On November 29, 2017, the United States Supreme Court heard oral argument in U.S. v. Carpenter – a case involving robbery suspects who were convicted using cellphone tracking data obtained without a probable cause warrant. Subpoenas and warrants available under the Stored Communications Act (“SCA”) allow for access to such records without any probable cause showing. As previously pointed out, the ACLU is looking to push the Supreme Court into making a technology-forward decision by stressing how data collection methods have improved since the 2011 arrest of Carpenter.
According to Law360, Justice Samuel Alito said at the hour-long oral argument: “I agree with [Carpenter] that this new technology is raising very serious privacy concerns, but I need to know how much of existing precedent you want us to overrule or declare obsolete.” Justice Alito referenced the third-party doctrine that offers no added protections to material freely given to third parties given such material is generally provided without any expectation of privacy.
At oral argument, Law360 reports Carpenter’s counsel Nathan Wessler of the ACLU said that the bank records and dialed phone numbers found in third-party doctrine cases were “more limited” and freely given to a business as opposed to cellphone location records, which many users don’t understand can “chart a minute-by-minute account of a person’s locations and movements and associations.”
Law360 also reported that Justice Sonia Sotomayor raised doubt that the third-party doctrine found in prior precedent was applicable given there are instances when sensitive data freely given to third parties – such as medical records, still require consent. According to Law360, Justice Neil Gorsuch said: “It seems like your whole argument boils down to if we get it from a third party we’re OK, regardless of property interest.” And, finally according to the SCOTUS Blog, Justice Stephen Breyer recognized at oral argument: “This is an open box.
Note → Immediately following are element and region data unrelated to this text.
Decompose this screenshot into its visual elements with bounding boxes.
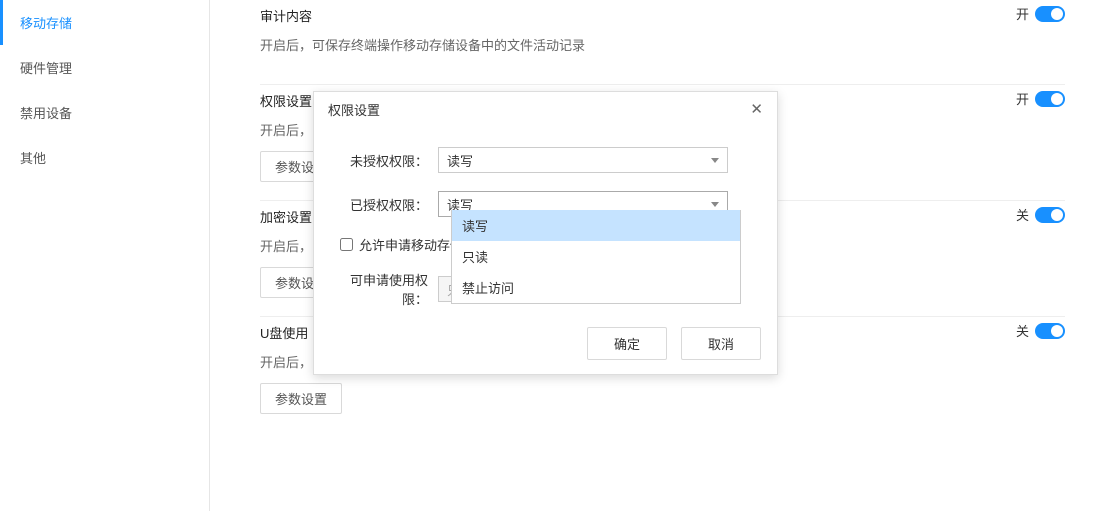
ok-button[interactable]: 确定 xyxy=(587,327,667,360)
cancel-button[interactable]: 取消 xyxy=(681,327,761,360)
checkbox-allow-apply-input[interactable] xyxy=(340,238,353,251)
switch-encryption[interactable] xyxy=(1035,207,1065,223)
sidebar-item-disable-device[interactable]: 禁用设备 xyxy=(0,90,209,135)
switch-label-audit: 开 xyxy=(1016,4,1029,23)
section-audit: 审计内容 开启后，可保存终端操作移动存储设备中的文件活动记录 开 xyxy=(260,0,1065,85)
sidebar-item-hardware-mgmt[interactable]: 硬件管理 xyxy=(0,45,209,90)
chevron-down-icon xyxy=(711,158,719,163)
label-applicable: 可申请使用权限： xyxy=(328,270,438,308)
sidebar: 移动存储 硬件管理 禁用设备 其他 xyxy=(0,0,210,511)
switch-label-encryption: 关 xyxy=(1016,205,1029,224)
chevron-down-icon xyxy=(711,202,719,207)
checkbox-allow-apply-label: 允许申请移动存储 xyxy=(359,235,463,254)
dropdown-option-forbid[interactable]: 禁止访问 xyxy=(452,272,740,303)
select-unauth-value: 读写 xyxy=(447,151,473,170)
dropdown-option-readonly[interactable]: 只读 xyxy=(452,241,740,272)
switch-audit[interactable] xyxy=(1035,6,1065,22)
permission-modal: 权限设置 ✕ 未授权权限： 读写 已授权权限： 读写 允许申请移动存储 可申请使… xyxy=(313,91,778,375)
switch-label-permission: 开 xyxy=(1016,89,1029,108)
close-icon[interactable]: ✕ xyxy=(750,102,763,117)
dropdown-option-readwrite[interactable]: 读写 xyxy=(452,210,740,241)
dropdown-auth: 读写 只读 禁止访问 xyxy=(451,210,741,304)
section-desc-audit: 开启后，可保存终端操作移动存储设备中的文件活动记录 xyxy=(260,35,1065,54)
select-unauth[interactable]: 读写 xyxy=(438,147,728,173)
sidebar-item-other[interactable]: 其他 xyxy=(0,135,209,180)
switch-permission[interactable] xyxy=(1035,91,1065,107)
param-button-usb[interactable]: 参数设置 xyxy=(260,383,342,414)
sidebar-item-mobile-storage[interactable]: 移动存储 xyxy=(0,0,209,45)
switch-usb[interactable] xyxy=(1035,323,1065,339)
label-unauth: 未授权权限： xyxy=(328,151,438,170)
section-title-audit: 审计内容 xyxy=(260,6,1065,25)
modal-title: 权限设置 xyxy=(328,100,380,119)
label-auth: 已授权权限： xyxy=(328,195,438,214)
switch-label-usb: 关 xyxy=(1016,321,1029,340)
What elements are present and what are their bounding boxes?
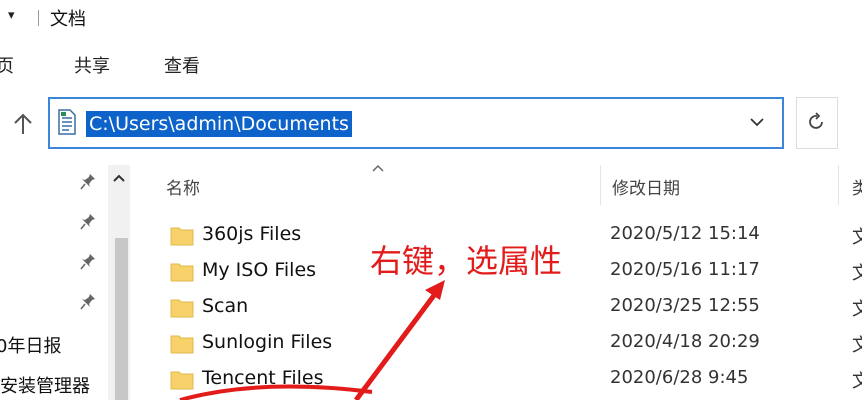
annotation-label: 右键，选属性 [370,242,563,280]
annotation-arrow [179,280,445,400]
We know not where we go.”
Despite the third-party doctrine, it seems the Court is leaning towards carving out Constitutional exceptions to the SCA based on data gathering technologies that may give rise to an expectation of privacy. As often done, the Justices will likely come up with a result that takes into consideration stare decisis while meshing with new technological capabilities far removed from earlier cases. As recognized by Justice Sotomayor in the U.S. v. Jones case of 2012, “it may be necessary to reconsider the premise that an individual has no reasonable expectation of privacy in information voluntarily disclosed to third parties. This approach is ill suited to the digital age, in which people reveal a great deal of information about themselves to third parties in the course of carrying out mundane tasks.”
To that end, the most interesting aspect of this case involving robberies in Detroit will be how far the decision goes in helping define property rights for consumers of digital services. In a nod to Justice Breyer’s Pandora’s Box allusion, this decision might eventually give rise to a newfound consumer awareness mandating a change in how consumer data is used by companies. In other words, property rights acknowledged in this case may help prod consumers into seeking compensation for their consumer data property rights – something the tech amicus might not have envisioned when filing their brief in U.S. v. Carpenter.